Op 12 november 2020 werd België opnieuw veroordeeld door het Europees Hof van Justitie voor de ongelijke fiscale behandeling van in België gelegen en in het buitenland gelegen onroerende goederen. Opgejaagd door de dwangsommen die ons land boven het hoofd hangen per dag dat de regelgeving hieromtrent niet wordt aangepast, heeft de Minister van Financiën volgens verklaringen in de pers intussen een wetsontwerp klaar.
Huidige regels
Met uitzondering van uw gezinswoning, dient u elk onroerend goed waarvan u eigenaar bent op te nemen in uw aangifte personenbelasting. Voor uw binnenlandse onroerende goederen volstaat het om van elk onroerend goed het kadastraal inkomen (KI) op te nemen in uw aangifte. Dat KI wordt geïndexeerd en vervolgens verhoogd met 40% bij de berekening van uw belastingen. Enkel wanneer u onroerend goed verhuurt aan een vennootschap of aan een particulier die het voor beroepsdoeleinden aanwendt, dient u de werkelijke huurinkomsten aan te geven.

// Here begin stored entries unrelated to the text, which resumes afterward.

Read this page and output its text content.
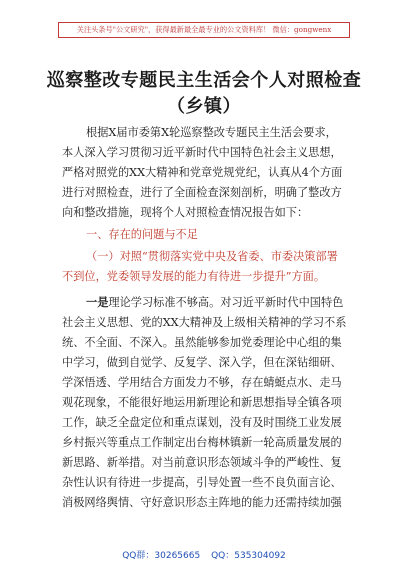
关注头条号"公文研究"，获得最新最全最专业的公文资料库！ 微信：gongwenx
巡察整改专题民主生活会个人对照检查
（乡镇）
根据X届市委第X轮巡察整改专题民主生活会要求，
本人深入学习贯彻习近平新时代中国特色社会主义思想，
严格对照党的XX大精神和党章党规党纪，认真从4个方面
进行对照检查，进行了全面检查深刻剖析，明确了整改方
向和整改措施，现将个人对照检查情况报告如下：
一、存在的问题与不足
（一）对照“贯彻落实党中央及省委、市委决策部署
不到位，党委领导发展的能力有待进一步提升”方面。
一是理论学习标准不够高。对习近平新时代中国特色
社会主义思想、党的XX大精神及上级相关精神的学习不系
统、不全面、不深入。虽然能够参加党委理论中心组的集
中学习，做到自觉学、反复学、深入学，但在深钻细研、
学深悟透、学用结合方面发力不够，存在蜻蜓点水、走马
观花现象，不能很好地运用新理论和新思想指导全镇各项
工作，缺乏全盘定位和重点谋划，没有及时围绕工业发展
乡村振兴等重点工作制定出台梅林镇新一轮高质量发展的
新思路、新举措。对当前意识形态领域斗争的严峻性、复
杂性认识有待进一步提高，引导处置一些不良负面言论、
消极网络舆情、守好意识形态主阵地的能力还需持续加强
QQ群：30265665 QQ：535304092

Dat is anders voor buitenlandse onroerende goederen. Daarvoor dient u immers in elk geval de werkelijke ontvangen huurinkomsten aan te geven (wanneer u het onroerend goed verhuurt), of de ‘gemiddelde jaarlijkse bruto huuropbrengst die u zou kunnen krijgen als u het goed zou verhuren’ (wanneer u het onroerend goed niet verhuurt).
Europees Hof van Justitie
Omdat het Belgische KI gebaseerd is op de huurprijzen uit 1975 en daardoor veel lager is dan de werkelijke huurwaarden van vandaag, is het Europese Hof van oordeel dat België particulieren met buitenlandse onroerende goederen benadeelt ten opzichte van particulieren die in het binnenland onroerende goederen aanhouden. Het geïndexeerde KI verhoogd met 40% is immers veel lager dan de werkelijke huurwaarde.

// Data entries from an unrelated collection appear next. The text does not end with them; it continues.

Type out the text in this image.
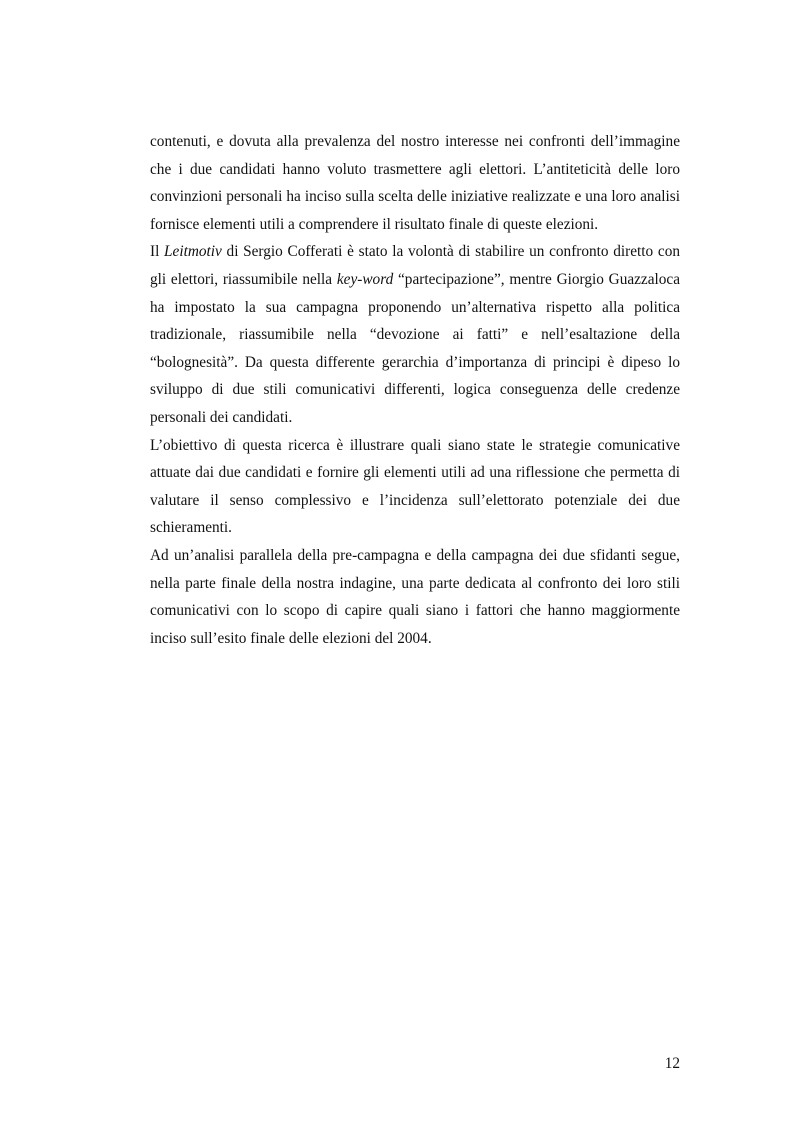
contenuti, e dovuta alla prevalenza del nostro interesse nei confronti dell’immagine che i due candidati hanno voluto trasmettere agli elettori. L’antiteticità delle loro convinzioni personali ha inciso sulla scelta delle iniziative realizzate e una loro analisi fornisce elementi utili a comprendere il risultato finale di queste elezioni.

Il Leitmotiv di Sergio Cofferati è stato la volontà di stabilire un confronto diretto con gli elettori, riassumibile nella key-word “partecipazione”, mentre Giorgio Guazzaloca ha impostato la sua campagna proponendo un’alternativa rispetto alla politica tradizionale, riassumibile nella “devozione ai fatti” e nell’esaltazione della “bolognesità”. Da questa differente gerarchia d’importanza di principi è dipeso lo sviluppo di due stili comunicativi differenti, logica conseguenza delle credenze personali dei candidati.

L’obiettivo di questa ricerca è illustrare quali siano state le strategie comunicative attuate dai due candidati e fornire gli elementi utili ad una riflessione che permetta di valutare il senso complessivo e l’incidenza sull’elettorato potenziale dei due schieramenti.

Ad un’analisi parallela della pre-campagna e della campagna dei due sfidanti segue, nella parte finale della nostra indagine, una parte dedicata al confronto dei loro stili comunicativi con lo scopo di capire quali siano i fattori che hanno maggiormente inciso sull’esito finale delle elezioni del 2004.

12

Na een eerdere veroordeling door Europa, vaardigde de fiscus in 2016 reeds een circulaire uit waarin aanvaard wordt dat de in aanmerking te nemen huurwaarde in principe steeds vervangen mag worden door het buitenlandse equivalent van het Belgische KI. Zo is er in Spanje de “valor cadastral” en in Italië de “rendita castral”.

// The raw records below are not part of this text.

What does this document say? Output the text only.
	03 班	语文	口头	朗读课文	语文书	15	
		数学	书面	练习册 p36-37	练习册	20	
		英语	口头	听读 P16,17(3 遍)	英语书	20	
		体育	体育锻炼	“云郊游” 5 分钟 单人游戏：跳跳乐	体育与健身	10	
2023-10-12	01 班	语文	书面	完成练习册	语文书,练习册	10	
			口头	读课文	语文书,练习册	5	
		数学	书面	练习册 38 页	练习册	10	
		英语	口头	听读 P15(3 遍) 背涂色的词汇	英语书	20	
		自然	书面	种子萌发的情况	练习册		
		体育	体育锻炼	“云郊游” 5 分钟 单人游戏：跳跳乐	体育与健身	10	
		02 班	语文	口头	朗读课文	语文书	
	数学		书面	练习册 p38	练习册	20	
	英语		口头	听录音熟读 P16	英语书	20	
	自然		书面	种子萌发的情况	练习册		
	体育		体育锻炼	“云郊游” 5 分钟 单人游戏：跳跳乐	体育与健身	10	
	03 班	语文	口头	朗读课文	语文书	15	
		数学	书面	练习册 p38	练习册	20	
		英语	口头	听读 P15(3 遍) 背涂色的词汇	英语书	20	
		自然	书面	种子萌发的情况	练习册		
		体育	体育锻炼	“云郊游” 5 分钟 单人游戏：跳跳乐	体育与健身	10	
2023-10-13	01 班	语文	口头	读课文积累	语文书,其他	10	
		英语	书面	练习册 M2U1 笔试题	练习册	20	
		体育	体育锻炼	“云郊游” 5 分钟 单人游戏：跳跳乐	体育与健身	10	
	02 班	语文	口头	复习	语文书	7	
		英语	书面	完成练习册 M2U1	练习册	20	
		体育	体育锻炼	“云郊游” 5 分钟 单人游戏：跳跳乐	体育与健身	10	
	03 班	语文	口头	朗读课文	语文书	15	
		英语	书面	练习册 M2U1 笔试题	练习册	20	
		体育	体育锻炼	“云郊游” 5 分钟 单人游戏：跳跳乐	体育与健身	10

Echter, deze circulaire volstaat voor het Hof klaarblijkelijk niet en daarom moet België zo snel mogelijk in een aangepaste regelgeving voorzien.
En nu?
De Minister van Financiën stelt nu voor om aan elk buitenlands onroerend goed een kadastraal inkomen toe te kennen dat zal worden bepaald volgens dezelfde (verouderde) methode als voor de binnenlandse woningen. Hiervoor zullen de eigenaars van buitenlandse onroerende goederen begin volgend jaar een vragenlijst moeten invullen. De fiscus zal hierbij een omschrijving van het pand, de ligging en de normale verkoopwaarde van gebouwen uit dezelfde regio opvragen. Wanneer de verkoopwaarde niet gekend is, zullen de eigenaars de aankoopprijs en het aankoopjaar moeten opgeven, evenals de kostprijs en uitvoeringsdatum van eventuele renovatiewerken.
Het valt te betwijfelen of de fiscus de echtheid van al deze verklaringen zal (kunnen) nagaan. Het wordt in elk geval een lastig karwei voor de fiscus om voor elk van de naar schatting 150.000 buitenlandse woningen van Belgen een kadastraal inkomen te berekenen.